By default, MCP write tools return a diff and a confirmation prompt rather than acting. Agents propose; humans (or operators with --yes) commit.

sequenceDiagram
  autonumber
  actor U as User
  participant A as Agent
  participant H as hakiri MCP
  participant S as Sandbox
  participant C as Catalog

  U->>A: "add a Linear issues source"
  A->>H: catalog.list_connectors {kind:"source"}
  H-->>A: no "linear" connector
  A->>H: connector.scaffold {name:"linear", kind:"source", spec_url:"https://developers.linear.app/openapi.json"}
  H->>S: generate Rust crate + connector.toml from OpenAPI
  S-->>H: path
  H-->>A: connectors/linear/
  A->>H: connector.build {name:"linear"}
  H->>S: cargo build --target wasm32-wasi
  S-->>H: build OK / warnings
  A->>H: connector.test {name:"linear", fixtures:["issues-page-1.json"]}
  H->>S: run WIT-conformance + replay
  S-->>H: tests pass
  A->>U: "Connector ready. Diff: …. Install?"
  U->>A: yes
  A->>H: connector.install {name:"linear", version:"0.1.0"}
  H->>C: register
  A->>H: pipeline.create {id:"linear-issues", source:{connector:"linear", ...}, tables:["issues"], schedule:"every 30m"}
  A->>H: pipeline.dry_run {id:"linear-issues", sample_size:10}
  H-->>A: 10 sample rows, schema check OK
  A->>U: "Dry-run looks good. Run for real?"

Note the symmetry between human and agent: every step is also a CLI verb (hakiri connector scaffold, hakiri pipeline dry-run, …). The MCP surface is just a wire format for the same operations.

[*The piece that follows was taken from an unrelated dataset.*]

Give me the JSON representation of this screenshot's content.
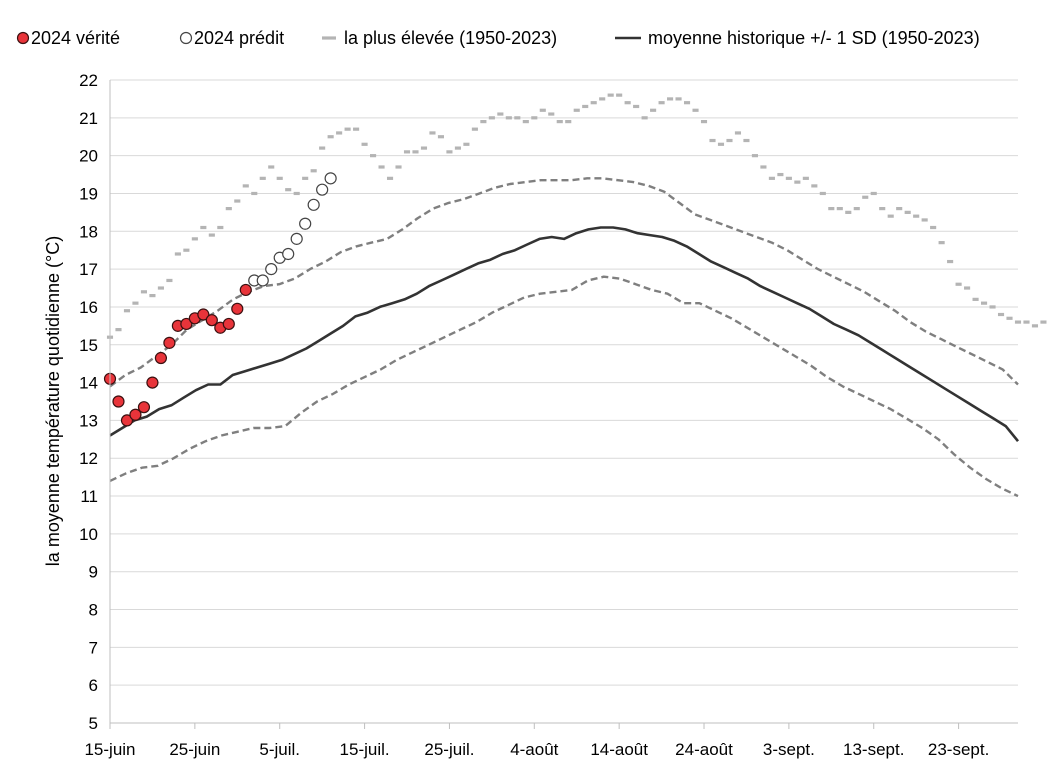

Every agent-driven action records:

  • actoragent:claude-opus-4-7 / human:<id> / system
  • intent — the tool call’s input
  • effect — diff of catalog/manifest/state
  • trace_id — OTel trace covering the whole call

Stored in meta.sqlite:

CREATE TABLE actor_event (
id INTEGER PRIMARY KEY AUTOINCREMENT,
actor TEXT NOT NULL,
tool TEXT NOT NULL,
input_json TEXT NOT NULL,
output_json TEXT,
diff_json TEXT,
trace_id TEXT,
at TEXT NOT NULL
);

hakiri provenance --since 1h prints a human-readable timeline. This is the answer to “what did the agent change while I was at lunch?”

The connector authoring loop runs in two safety nets:

  1. Build-time: cargo build --target wasm32-wasi against a curated set of dependencies. No build.rs arbitrary execution; we fail builds that try to escape into native code.
  2. Test-time: contract tests run the produced .wasm under wasmtime with the same capability grants the connector will receive in production. The host denies any capability the manifest didn’t declare.

A connector that an agent generated but that tries to read ~/.aws/credentials simply fails to load — both at test time and at runtime.

For Hakiri-the-project: a small benchmark of connector authoring tasks (“write a Linear source from this OpenAPI”, “write a Stripe destination”, …) that we run against new model releases. Pass/fail metric: does the generated connector pass contract tests on the first try, second try with one round of agent feedback, never? This is how we measure whether the connector model is actually agent-friendly.

  • Multi-agent collaboration. Two agents editing the same manifest concurrently — same conflict story as humans, but worth scripted resolution patterns.
  • Cost accounting. An MCP tool call that triggers a pipeline.run could move gigabytes of data. Worth a --budget flag and a cost_estimate tool that previews.
  • Tool-call truncation. Big schemas don’t fit in a 25K-token tool result. We’ll return summaries by default and require explicit pagination tools.